Senior Software Engineer, ML Networking
Our team is supporting the development and implementation of Google Cloud GPU roadmap, including the integration of shared capabilities to enhance ML fungibility. We have a robust pipeline of programs scheduled for General Availability in 2026, including: A4X+ and A5.
We're not just maintaining the status quo. We're innovators delivering novel capabilities such as GPU RDMA, ML Networking for Virtual Machines (VMs) and bare metal, monitoring, packet telemetry, etc. Our team is growing rapidly, and with you on board, it will grow even stronger. As we deliver these key projects, you will have a unique opportunity to shape the future of Google's network.

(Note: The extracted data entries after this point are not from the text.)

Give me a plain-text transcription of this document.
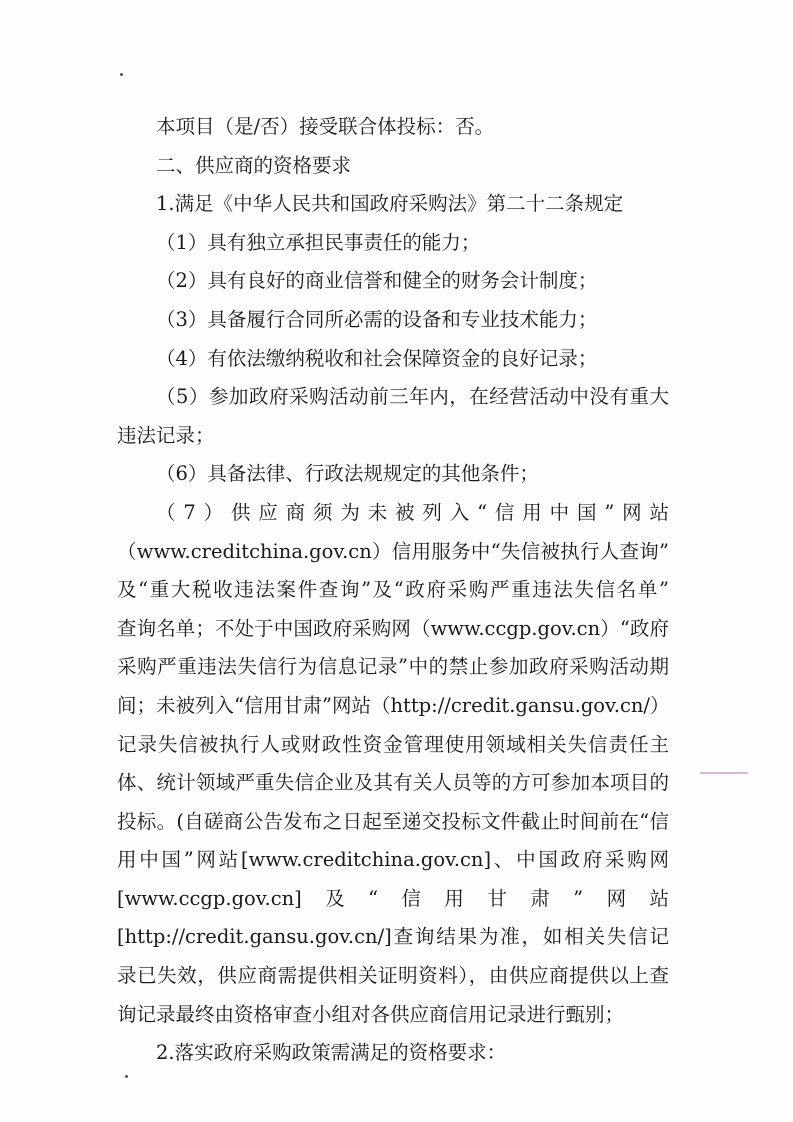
本项目（是/否）接受联合体投标：否。

二、供应商的资格要求

1.满足《中华人民共和国政府采购法》第二十二条规定

（1）具有独立承担民事责任的能力；

（2）具有良好的商业信誉和健全的财务会计制度；

（3）具备履行合同所必需的设备和专业技术能力；

（4）有依法缴纳税收和社会保障资金的良好记录；

（5）参加政府采购活动前三年内，在经营活动中没有重大

违法记录；

（6）具备法律、行政法规规定的其他条件；

（7）供应商须为未被列入“信用中国”网站

（www.creditchina.gov.cn）信用服务中“失信被执行人查询”

及“重大税收违法案件查询”及“政府采购严重违法失信名单”

查询名单；不处于中国政府采购网（www.ccgp.gov.cn）“政府

采购严重违法失信行为信息记录”中的禁止参加政府采购活动期

间；未被列入“信用甘肃”网站（http://credit.gansu.gov.cn/）

记录失信被执行人或财政性资金管理使用领域相关失信责任主

体、统计领域严重失信企业及其有关人员等的方可参加本项目的

投标。(自磋商公告发布之日起至递交投标文件截止时间前在“信

用中国”网站[www.creditchina.gov.cn]、中国政府采购网

[www.ccgp.gov.cn]及“信用甘肃”网站

[http://credit.gansu.gov.cn/]查询结果为准，如相关失信记

录已失效，供应商需提供相关证明资料），由供应商提供以上查

询记录最终由资格审查小组对各供应商信用记录进行甄别；

2.落实政府采购政策需满足的资格要求：
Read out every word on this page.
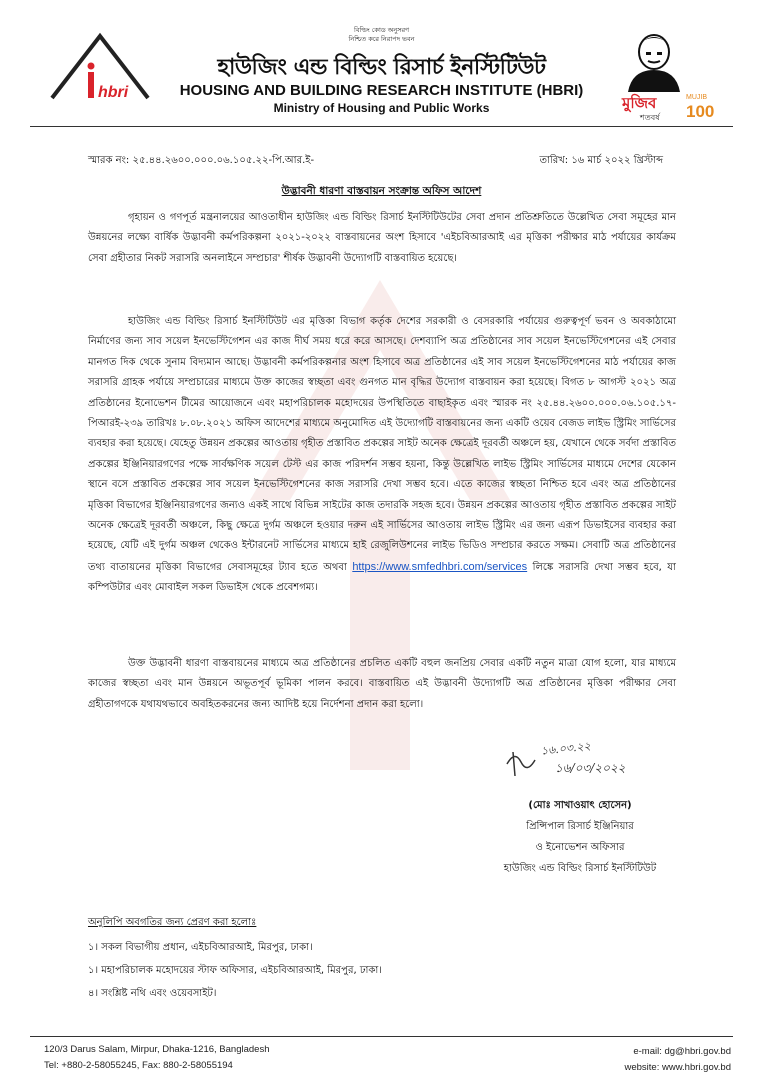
বিল্ডিং কোড অনুসরণ
নিশ্চিত করে নিরাপদ ভবন
hbri
হাউজিং এন্ড বিল্ডিং রিসার্চ ইনস্টিটিউট
HOUSING AND BUILDING RESEARCH INSTITUTE (HBRI)
Ministry of Housing and Public Works	মুজিব
শতবর্ষ
MUJIB
100
স্মারক নং: ২৫.৪৪.২৬০০.০০০.০৬.১০৫.২২-পি.আর.ই-	তারিখ: ১৬ মার্চ ২০২২ খ্রিস্টাব্দ
উদ্ভাবনী ধারণা বাস্তবায়ন সংক্রান্ত অফিস আদেশ

গৃহায়ন ও গণপূর্ত মন্ত্রনালয়ের আওতাধীন হাউজিং এন্ড বিল্ডিং রিসার্চ ইনস্টিটিউটের সেবা প্রদান প্রতিশ্রুতিতে উল্লেখিত সেবা সমূহের মান উন্নয়নের লক্ষ্যে বার্ষিক উদ্ভাবনী কর্মপরিকল্পনা ২০২১-২০২২ বাস্তবায়নের অংশ হিসাবে 'এইচবিআরআই এর মৃত্তিকা পরীক্ষার মাঠ পর্যায়ের কার্যক্রম সেবা গ্রহীতার নিকট সরাসরি অনলাইনে সম্প্রচার' শীর্ষক উদ্ভাবনী উদ্যোগটি বাস্তবায়িত হয়েছে।

হাউজিং এন্ড বিল্ডিং রিসার্চ ইনস্টিটিউট এর মৃত্তিকা বিভাগ কর্তৃক দেশের সরকারী ও বেসরকারি পর্যায়ের গুরুত্বপূর্ণ ভবন ও অবকাঠামো নির্মাণের জন্য সাব সয়েল ইনভেস্টিগেশন এর কাজ দীর্ঘ সময় ধরে করে আসছে। দেশব্যাপি অত্র প্রতিষ্ঠানের সাব সয়েল ইনভেস্টিগেশনের এই সেবার মানগত দিক থেকে সুনাম বিদ্যমান আছে। উদ্ভাবনী কর্মপরিকল্পনার অংশ হিসাবে অত্র প্রতিষ্ঠানের এই সাব সয়েল ইনভেস্টিগেশনের মাঠ পর্যায়ের কাজ সরাসরি গ্রাহক পর্যায়ে সম্প্রচারের মাধ্যমে উক্ত কাজের স্বচ্ছতা এবং গুনগত মান বৃদ্ধির উদ্যোগ বাস্তবায়ন করা হয়েছে। বিগত ৮ আগস্ট ২০২১ অত্র প্রতিষ্ঠানের ইনোভেশন টীমের আয়োজনে এবং মহাপরিচালক মহোদয়ের উপস্থিতিতে বাছাইকৃত এবং স্মারক নং ২৫.৪৪.২৬০০.০০০.০৬.১০৫.১৭-পিআরই-২৩৯ তারিখঃ ৮.০৮.২০২১ অফিস আদেশের মাধ্যমে অনুমোদিত এই উদ্যোগটি বাস্তবায়নের জন্য একটি ওয়েব বেজড লাইভ স্ট্রিমিং সার্ভিসের ব্যবহার করা হয়েছে। যেহেতু উন্নয়ন প্রকল্পের আওতায় গৃহীত প্রস্তাবিত প্রকল্পের সাইট অনেক ক্ষেত্রেই দূরবর্তী অঞ্চলে হয়, যেখানে থেকে সর্বদা প্রস্তাবিত প্রকল্পের ইঞ্জিনিয়ারগণের পক্ষে সার্বক্ষণিক সয়েল টেস্ট এর কাজ পরিদর্শন সম্ভব হয়না, কিন্তু উল্লেখিত লাইভ স্ট্রিমিং সার্ভিসের মাধ্যমে দেশের যেকোন স্থানে বসে প্রস্তাবিত প্রকল্পের সাব সয়েল ইনভেস্টিগেশনের কাজ সরাসরি দেখা সম্ভব হবে। এতে কাজের স্বচ্ছতা নিশ্চিত হবে এবং অত্র প্রতিষ্ঠানের মৃত্তিকা বিভাগের ইঞ্জিনিয়ারগণের জন্যও একই সাথে বিভিন্ন সাইটের কাজ তদারকি সহজ হবে। উন্নয়ন প্রকল্পের আওতায় গৃহীত প্রস্তাবিত প্রকল্পের সাইট অনেক ক্ষেত্রেই দূরবর্তী অঞ্চলে, কিছু ক্ষেত্রে দুর্গম অঞ্চলে হওয়ার দরুন এই সার্ভিসের আওতায় লাইভ স্ট্রিমিং এর জন্য এরূপ ডিভাইসের ব্যবহার করা হয়েছে, যেটি এই দুর্গম অঞ্চল থেকেও ইন্টারনেট সার্ভিসের মাধ্যমে হাই রেজুলিউশনের লাইভ ভিডিও সম্প্রচার করতে সক্ষম। সেবাটি অত্র প্রতিষ্ঠানের তথ্য বাতায়নের মৃত্তিকা বিভাগের সেবাসমূহের ট্যাব হতে অথবা https://www.smfedhbri.com/services লিঙ্কে সরাসরি দেখা সম্ভব হবে, যা কম্পিউটার এবং মোবাইল সকল ডিভাইস থেকে প্রবেশগম্য।

উক্ত উদ্ভাবনী ধারণা বাস্তবায়নের মাধ্যমে অত্র প্রতিষ্ঠানের প্রচলিত একটি বহুল জনপ্রিয় সেবার একটি নতুন মাত্রা যোগ হলো, যার মাধ্যমে কাজের স্বচ্ছতা এবং মান উন্নয়নে অভূতপূর্ব ভূমিকা পালন করবে। বাস্তবায়িত এই উদ্ভাবনী উদ্যোগটি অত্র প্রতিষ্ঠানের মৃত্তিকা পরীক্ষার সেবা গ্রহীতাগণকে যথাযথভাবে অবহিতকরনের জন্য আদিষ্ট হয়ে নির্দেশনা প্রদান করা হলো।

১৬.০৩.২২
১৬/০৩/২০২২
(মোঃ সাখাওয়াৎ হোসেন)
প্রিন্সিপাল রিসার্চ ইঞ্জিনিয়ার
ও ইনোভেশন অফিসার
হাউজিং এন্ড বিল্ডিং রিসার্চ ইনস্টিটিউট
অনুলিপি অবগতির জন্য প্রেরণ করা হলোঃ
১। সকল বিভাগীয় প্রধান, এইচবিআরআই, মিরপুর, ঢাকা।
১। মহাপরিচালক মহোদয়ের স্টাফ অফিসার, এইচবিআরআই, মিরপুর, ঢাকা।
৪। সংশ্লিষ্ট নথি এবং ওয়েবসাইট।
120/3 Darus Salam, Mirpur, Dhaka-1216, Bangladesh
Tel: +880-2-58055245, Fax: 880-2-58055194
e-mail: dg@hbri.gov.bd
website: www.hbri.gov.bd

Your ideas and expertise will directly influence how we build and evolve the infrastructure that powers everything at Google.
Responsibilities
- Understand capabilities provided by series of ConnectX (CX) Network Interface Cards (NICs).
- Design features that seamlessly integrate GPU-to-GPU communication capabilities into the unique Google Cloud Infrastructure.
- Bring your designs to life by meticulously coding and implementing the features that enable efficient and reliable GPU-to-GPU communication on the new VM families.
- Deliver virtual ML networking infrastructure enabling ML workloads to run in Google Cloud Platform (GCP).
- Enable fast GPU RDMA networking for VM and Baremetal by exposing the NICs.
Minimum qualifications:
- Bachelor's degree or equivalent practical experience.
- 5 years of experience with one or more general purpose programming languages including but not limited to: Java, C/C++, Python, or Go.
Preferred qualifications:
- Experience with software architecture, software engineering, networking protocols, network virtualization, or networking.